The USA has a higher percentage of its citizens behind bars than any other nation.

The USA has a higher percentage of its citizens behind bars than any other nation. Our crime rate is higher than that of any other advanced nation. The majority of persons released from prison in the US - estimates run as high as 70% - are convicted of new crimes within five years.

We make "convicted felons" an untouchable class, locking them out of normal society and worthwhile employment, making continued crime all the more attractive. Instead of facilitating prisoner re-entry, we strain to make it difficult, and impossible for some.
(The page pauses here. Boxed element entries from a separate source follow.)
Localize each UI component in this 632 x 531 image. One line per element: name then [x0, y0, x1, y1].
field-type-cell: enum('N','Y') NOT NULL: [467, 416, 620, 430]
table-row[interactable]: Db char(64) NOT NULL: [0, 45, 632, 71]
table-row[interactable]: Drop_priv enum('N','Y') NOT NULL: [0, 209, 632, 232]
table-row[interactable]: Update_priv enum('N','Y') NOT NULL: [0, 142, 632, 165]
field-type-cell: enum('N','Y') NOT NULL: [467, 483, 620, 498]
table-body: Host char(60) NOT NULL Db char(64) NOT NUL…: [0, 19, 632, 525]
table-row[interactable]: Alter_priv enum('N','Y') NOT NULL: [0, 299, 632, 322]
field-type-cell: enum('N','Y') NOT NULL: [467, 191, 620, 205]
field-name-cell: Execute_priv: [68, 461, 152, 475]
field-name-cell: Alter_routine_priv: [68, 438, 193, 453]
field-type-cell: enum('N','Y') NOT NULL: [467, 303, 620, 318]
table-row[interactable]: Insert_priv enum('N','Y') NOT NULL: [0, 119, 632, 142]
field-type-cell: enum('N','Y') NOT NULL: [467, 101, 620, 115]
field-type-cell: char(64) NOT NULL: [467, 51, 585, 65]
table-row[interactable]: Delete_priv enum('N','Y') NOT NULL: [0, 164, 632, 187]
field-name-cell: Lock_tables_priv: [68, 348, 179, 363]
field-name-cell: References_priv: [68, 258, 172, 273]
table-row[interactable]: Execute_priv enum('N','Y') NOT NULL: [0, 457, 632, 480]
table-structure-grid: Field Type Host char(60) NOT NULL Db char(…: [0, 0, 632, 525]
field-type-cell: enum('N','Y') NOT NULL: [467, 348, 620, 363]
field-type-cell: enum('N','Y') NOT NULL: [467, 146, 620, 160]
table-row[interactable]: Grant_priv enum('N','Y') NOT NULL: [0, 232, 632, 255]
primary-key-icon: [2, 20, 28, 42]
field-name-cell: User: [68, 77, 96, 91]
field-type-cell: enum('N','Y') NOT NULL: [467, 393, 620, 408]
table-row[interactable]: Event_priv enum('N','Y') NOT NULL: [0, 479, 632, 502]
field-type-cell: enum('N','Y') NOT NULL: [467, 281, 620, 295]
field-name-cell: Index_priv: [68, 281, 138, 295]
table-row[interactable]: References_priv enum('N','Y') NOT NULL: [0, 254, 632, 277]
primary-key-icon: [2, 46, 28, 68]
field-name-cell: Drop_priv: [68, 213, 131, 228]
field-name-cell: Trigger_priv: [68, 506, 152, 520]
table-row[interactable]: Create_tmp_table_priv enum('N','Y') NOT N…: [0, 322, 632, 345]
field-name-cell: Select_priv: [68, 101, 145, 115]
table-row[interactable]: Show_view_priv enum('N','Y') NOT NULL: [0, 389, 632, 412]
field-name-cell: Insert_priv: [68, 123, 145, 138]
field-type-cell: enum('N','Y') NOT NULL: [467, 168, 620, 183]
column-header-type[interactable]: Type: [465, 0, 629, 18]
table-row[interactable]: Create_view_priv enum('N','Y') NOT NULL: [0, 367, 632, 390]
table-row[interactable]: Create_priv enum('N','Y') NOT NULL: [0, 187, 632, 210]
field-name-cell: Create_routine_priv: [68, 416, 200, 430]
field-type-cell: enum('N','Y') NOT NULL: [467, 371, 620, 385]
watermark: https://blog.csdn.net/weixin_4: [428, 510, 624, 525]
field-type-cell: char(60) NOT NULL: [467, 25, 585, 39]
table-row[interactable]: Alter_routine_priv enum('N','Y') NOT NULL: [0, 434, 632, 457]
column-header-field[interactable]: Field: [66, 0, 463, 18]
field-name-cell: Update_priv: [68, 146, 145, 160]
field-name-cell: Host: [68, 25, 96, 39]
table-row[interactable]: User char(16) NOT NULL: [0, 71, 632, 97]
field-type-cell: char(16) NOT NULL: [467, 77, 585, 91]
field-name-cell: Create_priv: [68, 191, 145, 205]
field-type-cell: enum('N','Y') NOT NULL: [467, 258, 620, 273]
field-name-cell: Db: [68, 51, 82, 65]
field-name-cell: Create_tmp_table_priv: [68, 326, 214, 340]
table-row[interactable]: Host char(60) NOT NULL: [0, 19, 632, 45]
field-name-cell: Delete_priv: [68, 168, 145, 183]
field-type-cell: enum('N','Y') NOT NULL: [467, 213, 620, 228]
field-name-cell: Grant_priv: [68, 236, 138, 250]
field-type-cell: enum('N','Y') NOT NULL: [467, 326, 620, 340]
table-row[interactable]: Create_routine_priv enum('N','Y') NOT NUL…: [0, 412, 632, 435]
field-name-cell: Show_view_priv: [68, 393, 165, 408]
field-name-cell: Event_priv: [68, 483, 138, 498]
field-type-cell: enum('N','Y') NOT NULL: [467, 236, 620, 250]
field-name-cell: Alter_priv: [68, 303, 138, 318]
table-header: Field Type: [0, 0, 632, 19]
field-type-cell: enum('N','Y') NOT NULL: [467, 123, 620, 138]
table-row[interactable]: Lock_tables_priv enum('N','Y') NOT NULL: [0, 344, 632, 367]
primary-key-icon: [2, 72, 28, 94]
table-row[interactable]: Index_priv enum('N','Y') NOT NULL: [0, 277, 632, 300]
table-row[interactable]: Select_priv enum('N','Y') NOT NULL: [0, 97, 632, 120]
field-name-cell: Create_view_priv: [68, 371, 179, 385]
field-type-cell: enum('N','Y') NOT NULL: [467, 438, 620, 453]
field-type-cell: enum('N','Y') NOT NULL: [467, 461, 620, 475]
The Criminal Justice System needs to make the following changes:

1. Our public safety planning is too shortsighted. It would be better to spend more on intensive probation and scientifically based rehabilitation programs now, and less on more and bigger prisons tomorrow. Too many people including decision-makers believe "rehabilitation doesn't work" although research proves otherwise!

2. Our sentencing policies are inconsistent, often too lenient for violent crimes and too harsh for non-violent crimes.

3. Pay police officers a decent wage, and compensate them for continued education. Improve their benefit packages, and make police work a worthwhile career. At the same time, make them models of lawful, civilized behavior.

4. Prisons need to increase their rehabilitative and re-entry programs.

5. The Federal Prison System needs to bring back the Parole Board for federal prisoners.

6. Parole needs to be configured for program completions and accomplishments. The Parole Board needs to meet with the offender within one year of her/his commitment, at which time a program contract is agreed on, based on pre-sentence recommendations and institutional screening recommendations.

For example:

1. GED
2. Vocational Trade
3. 500 Hours of Counseling or
a. 500 Hour Drug Program
4. Save $2,500 Inmate Wages
5. Pre-Release Program
6. Clean Conduct

7. When the offender completes the program contract, they are taken back before the Parole Board. And released on parole with whatever guidelines imposed by the sentencing court, Parole Board and supervising Parole Officer.

8. Get those rehabilitated former offenders involved in teaching others. Bring them into colleges, gang counselors, jails, law enforcement advisors, prisons, schools and youth groups to speak and tell their own success stories. Use them in a kind of “big brother” program; people can call on for advice, encouragement, help.